Il Primo Novembre, narra la leggenda, gli spiriti dei morti tornano nel mondo terreno per far visita ai propri cari. A Parma, invece, i morti sono resuscitati del tutto. De Ceglie, macchinoso terzino scuola Juve, ha sdraiato da solo l’Inter di Mazzarri e Tohir, facendo traballare la tomba nella quale la sua squadra giaceva da tempo. Prima dell’Inter, sei sconfitte in sei partite.

Ma alla fine arriva l’Inter. Et voilà: Ghezzal sembra Messi, Aquah Kroos e De Ceglie il Maicon del Triplete. Parma due, Inter zero. Doppietta del terzino. Spente sul nascere, quindi, le ambizioni di remuntada al terzo posto dei nerazzurri. Anche se qualcuno ci aveva creduto, dopo le due vittorie di misura, grazie a due rigorini, contro Cesena e Doria.
Perché l’Inter è poca, pochissima, roba. Anzi, l’Inter è solo Mateo Kovacic, sprecato in una squadretta così. E infatti partirà molto presto. Amici interisti, fatevene una ragione: questa squadra si merita gli Obi e i Kuzmanovic. I fuoriclasse vogliono esaltarsi e divertirsi. E magari vincere.

Il fenomeno croato conquisterà il Pallone d’Oro altrove. Magari a Monaco o a Madrid o a Manchester, sponda United.

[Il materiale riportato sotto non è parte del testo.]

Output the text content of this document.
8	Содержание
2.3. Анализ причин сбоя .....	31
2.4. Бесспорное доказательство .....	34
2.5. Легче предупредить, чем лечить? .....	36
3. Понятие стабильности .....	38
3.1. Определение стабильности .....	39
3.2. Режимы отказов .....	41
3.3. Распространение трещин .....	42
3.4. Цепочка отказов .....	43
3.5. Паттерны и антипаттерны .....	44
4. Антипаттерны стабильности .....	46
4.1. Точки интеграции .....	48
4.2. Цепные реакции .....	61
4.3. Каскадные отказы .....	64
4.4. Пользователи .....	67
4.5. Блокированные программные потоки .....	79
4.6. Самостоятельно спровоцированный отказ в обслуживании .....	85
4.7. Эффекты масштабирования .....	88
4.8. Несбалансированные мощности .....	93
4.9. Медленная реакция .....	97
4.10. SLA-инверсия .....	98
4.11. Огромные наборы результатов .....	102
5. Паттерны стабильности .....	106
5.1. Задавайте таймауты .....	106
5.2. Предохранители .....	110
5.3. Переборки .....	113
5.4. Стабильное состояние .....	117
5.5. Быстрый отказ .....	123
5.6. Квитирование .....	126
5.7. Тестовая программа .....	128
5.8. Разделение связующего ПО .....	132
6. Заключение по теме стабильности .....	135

Speriamo, almeno, che stia lontano dal non-calcio degli sceicchi del Psg e del City. Speriamo che vada a indossare una maglia pregna di storia e trofei.
Per il resto si è vista una squadraccia lenta e sterile, con un Palacio che sembra pensare più all’Inps che a fare gol. Una fitta rete di passaggi alla velocità della moviola e un assetto tattico degno del calcio da spiaggia.

Dall’altra parte del fiume, invece, addirittura si era parlato di scudetto, dopo il calcio spumeggiante di Pippo Inzaghi delle prime giornate. Dopo le prodezze di Menez e quelle di Bonaventura. Dopo il recupero del Faraone e le giocate inaspettate di Muntari e De Jong.
Peccato che nel progetto monco del Milan ci sono anche Zapata e Bonera. E Rami, votato come calciatore più sexy della Liga due anni fa, ma Maldini è un’altra cosa.
E nel progetto di Galliani ci sono anche i prestiti e i parametri zero. Il desaparecido Van Ginkel, che probabilmente spillerà birre per i compagni durante gli aperitivi, ma che il campo l’ha visto poco, e l’ectoplasma di Fernando Torres. Lo spagnolo è un calciatore finito da almeno 4 anni.
Si è trovato in mano un Champions che gli ha consegnato un certo Didier Drogba e, da allora, in Italia è tornato della lista dei top palyer. Ma suvvia, se Josè Mourinho avesse avuto il sentore che El Niño avesse avuto ancora qualcosa da dare, l’avrebbe regalato a Galliani? Domanda retorica, naturalmente.

Altra domanda, non retorica questa volta: ma Giampaolo Pazzini, caro Pippo, fa proprio schifo? Eppure ha sempre portato a casa il compitino, in qualsiasi squadra abbia militato. E il compitino, per una punta, è fare gol, magari andando in doppia cifra. E il Pazzo non ha mai deluso, quasi mai.
Perché lasciar marcire un buon centravanti italiano e dare spazio a un bollito spagnolo? Domanda retorica, questa sì.
Il Milan, tuttavia, è decisamente più bello dei cugini. Ma se in difesa si gioca con Totò e Macario sicuramente si ride, ma non si vince. Quindi il progetto, a Milano, dov’è? In questa Expo del calcio si vedono solamente cantieri sbudellati e pessime architetture. Ecco.

Architetture vecchie e stantie invece a Napoli e Roma. Con una città che si esalta per una vittoria e per un paio di risultati utili. Troppo, veramente troppo, entusiasmo. E l’altra, invece, che, come Icaro, appena si avvicina al sole si scotta, si scoglie e precipita.
Garcia troppo su di giri e con la lingua troppo lunga. Se si parla tanto, si corre meno: lo insegnano alla scuola calcio. Ma soprattutto, la sicurezza è un’arma, però bisogna dosarla.